Hillary Clinton might love her BlackBerry, but most consumers find the brand fails to meet their expectations.
That’s the finding by Brand Keys which revealed the brands measuring up best against their respective category ideals, with brands such as Apple and Netflix topping their lists.
Now, Brand Keys has released its list of the brands that are faring the worst on this measure.
As part of its study, which was based on a proprietary survey-based method, Brand Keys assigned a percentage score to 540 brands across 64 categories. A brand’s engagement score is the degree to which it meets expectations against a consumer-generated category-specific ideal.
That ideal is itself based on path-to-purchase drivers that are distinct for each category. By ranking brands against their category ideals, the study is able to then generate cross-category rankings.

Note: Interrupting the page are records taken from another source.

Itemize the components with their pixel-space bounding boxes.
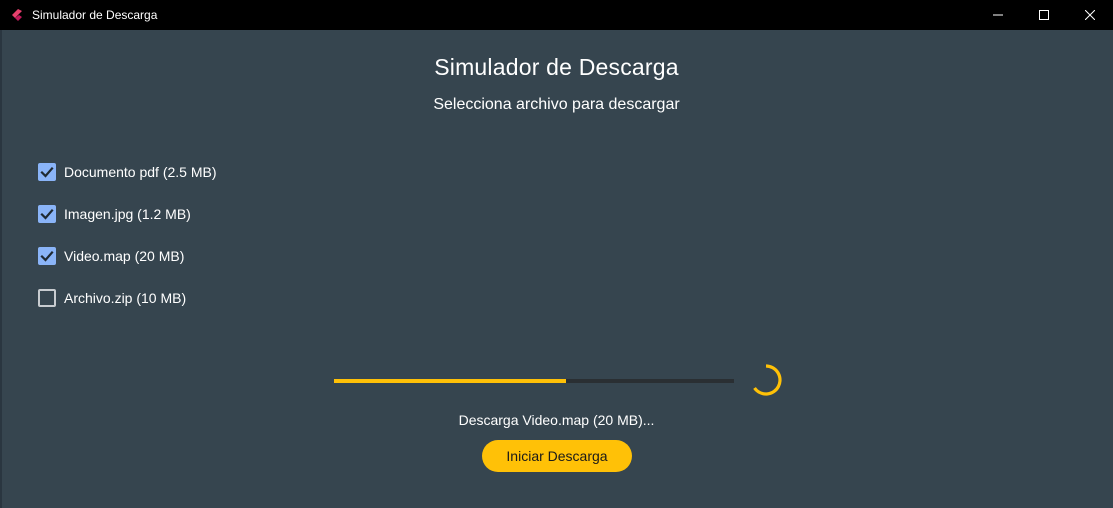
minimize-button[interactable] [975, 0, 1021, 30]
minimize-icon [993, 14, 1003, 16]
download-status: Descarga Video.map (20 MB)... [458, 412, 655, 428]
flutter-icon [10, 8, 24, 22]
checkbox[interactable] [38, 205, 56, 223]
checkbox[interactable] [38, 247, 56, 265]
page-subtitle: Selecciona archivo para descargar [433, 96, 680, 113]
file-item-imagen[interactable]: Imagen.jpg (1.2 MB) [38, 193, 217, 235]
progress-fill [334, 379, 566, 383]
close-button[interactable] [1067, 0, 1113, 30]
close-icon [1085, 10, 1095, 20]
check-icon [40, 208, 54, 220]
download-progress-bar [334, 379, 734, 383]
loading-spinner-icon [753, 364, 782, 396]
file-item-documento[interactable]: Documento pdf (2.5 MB) [38, 151, 217, 193]
file-label: Documento pdf (2.5 MB) [64, 164, 217, 180]
checkbox[interactable] [38, 289, 56, 307]
file-label: Video.map (20 MB) [64, 248, 185, 264]
start-download-button[interactable]: Iniciar Descarga [482, 440, 632, 472]
file-label: Archivo.zip (10 MB) [64, 290, 187, 306]
title-bar: Simulador de Descarga [0, 0, 1113, 30]
file-item-archivo[interactable]: Archivo.zip (10 MB) [38, 277, 217, 319]
check-icon [40, 250, 54, 262]
maximize-icon [1039, 10, 1049, 20]
window-title: Simulador de Descarga [32, 8, 158, 22]
page-title: Simulador de Descarga [434, 54, 679, 80]
window-controls [975, 0, 1113, 30]
file-label: Imagen.jpg (1.2 MB) [64, 206, 191, 222]
file-list: Documento pdf (2.5 MB) Imagen.jpg (1.2 M… [38, 151, 217, 319]
file-item-video[interactable]: Video.map (20 MB) [38, 235, 217, 277]
check-icon [40, 166, 54, 178]
checkbox[interactable] [38, 163, 56, 181]
maximize-button[interactable] [1021, 0, 1067, 30]
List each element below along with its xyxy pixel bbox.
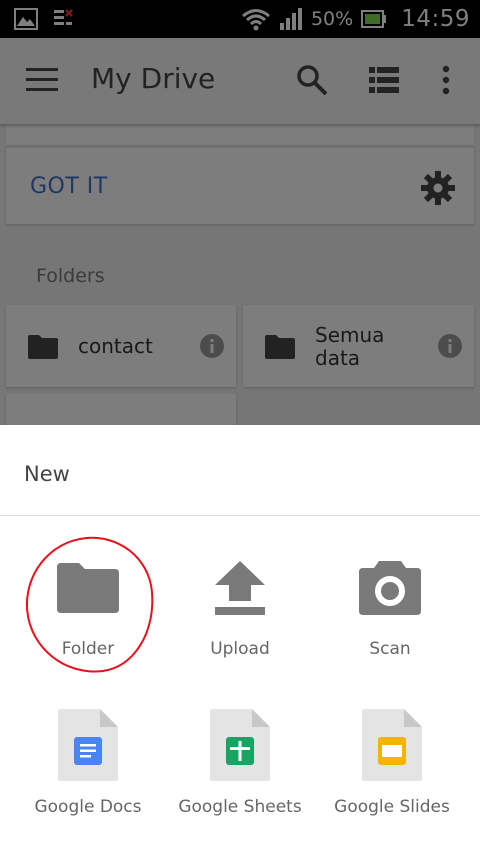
google-docs-icon bbox=[58, 709, 118, 781]
google-slides-icon bbox=[362, 709, 422, 781]
google-sheets-option-label: Google Sheets bbox=[178, 797, 302, 817]
new-item-sheet: New Folder Upload Scan Google Docs Googl… bbox=[0, 425, 480, 854]
google-slides-option-label: Google Slides bbox=[334, 797, 450, 817]
upload-option[interactable]: Upload bbox=[160, 545, 320, 665]
screen: 50% 14:59 My Drive bbox=[0, 0, 480, 854]
scan-option[interactable]: Scan bbox=[310, 545, 470, 665]
google-docs-option-label: Google Docs bbox=[34, 797, 142, 817]
google-sheets-option[interactable]: Google Sheets bbox=[160, 705, 320, 825]
google-slides-option[interactable]: Google Slides bbox=[312, 705, 472, 825]
google-sheets-icon bbox=[210, 709, 270, 781]
scan-option-label: Scan bbox=[369, 639, 411, 659]
upload-icon bbox=[215, 561, 265, 615]
sheet-title: New bbox=[24, 462, 70, 486]
sheet-divider bbox=[0, 515, 480, 516]
upload-option-label: Upload bbox=[210, 639, 270, 659]
camera-icon bbox=[359, 561, 421, 615]
google-docs-option[interactable]: Google Docs bbox=[8, 705, 168, 825]
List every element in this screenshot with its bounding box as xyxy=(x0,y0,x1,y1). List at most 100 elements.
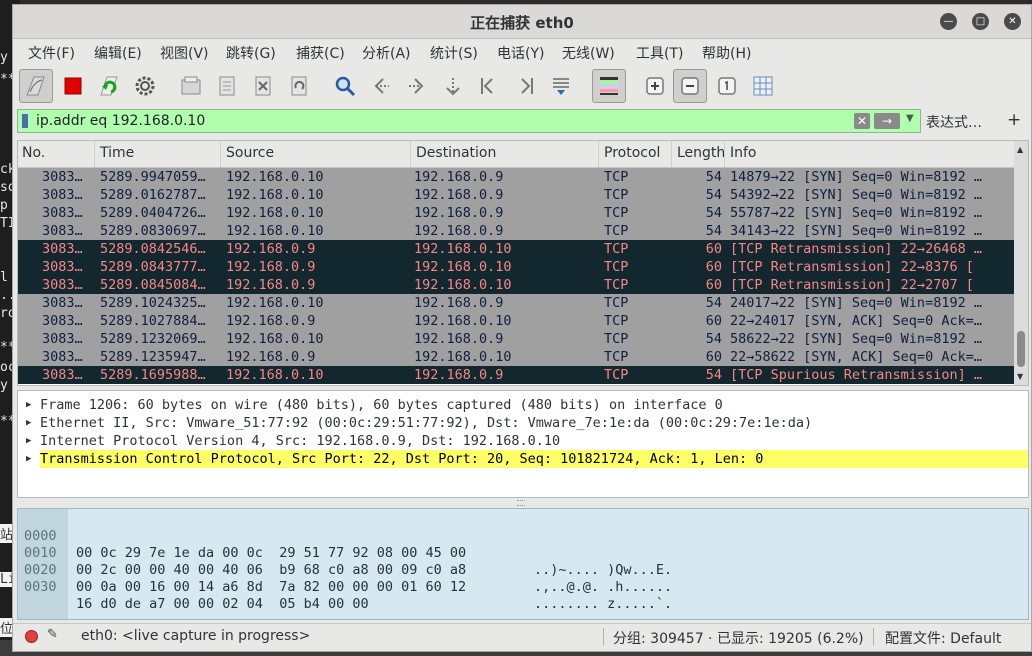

And that’s what Brand Keys has done in this latest release, identifying the brands that performed worst in their respective categories and then measuring which had the 10 lowest brand engagement scores.
Without further ado, the 10 brands with the most work ahead of them are:
- Blackberry (25%);
- Radio Shack (34%);
- Blockbuster On Demand (37%);
- Kobo (40%);
- Sears (42%);
- Tylenol (46%);
- McDonald’s (49%);
- Abercrombie & Fitch (50%);
- Coty Cosmetics (53%); and
- Budweiser (58%).
Three of those brands – Blackberry, Sears, and Coty Cosmetics – were also on last year’s list of least engaging brands. Each has a lower engagement score this year than last, with Blackberry at the bottom of the charts again.
Indeed, Blackberry’s engagement score of 25% distantly trails Apple’s leading score of 82% in the smartphone category.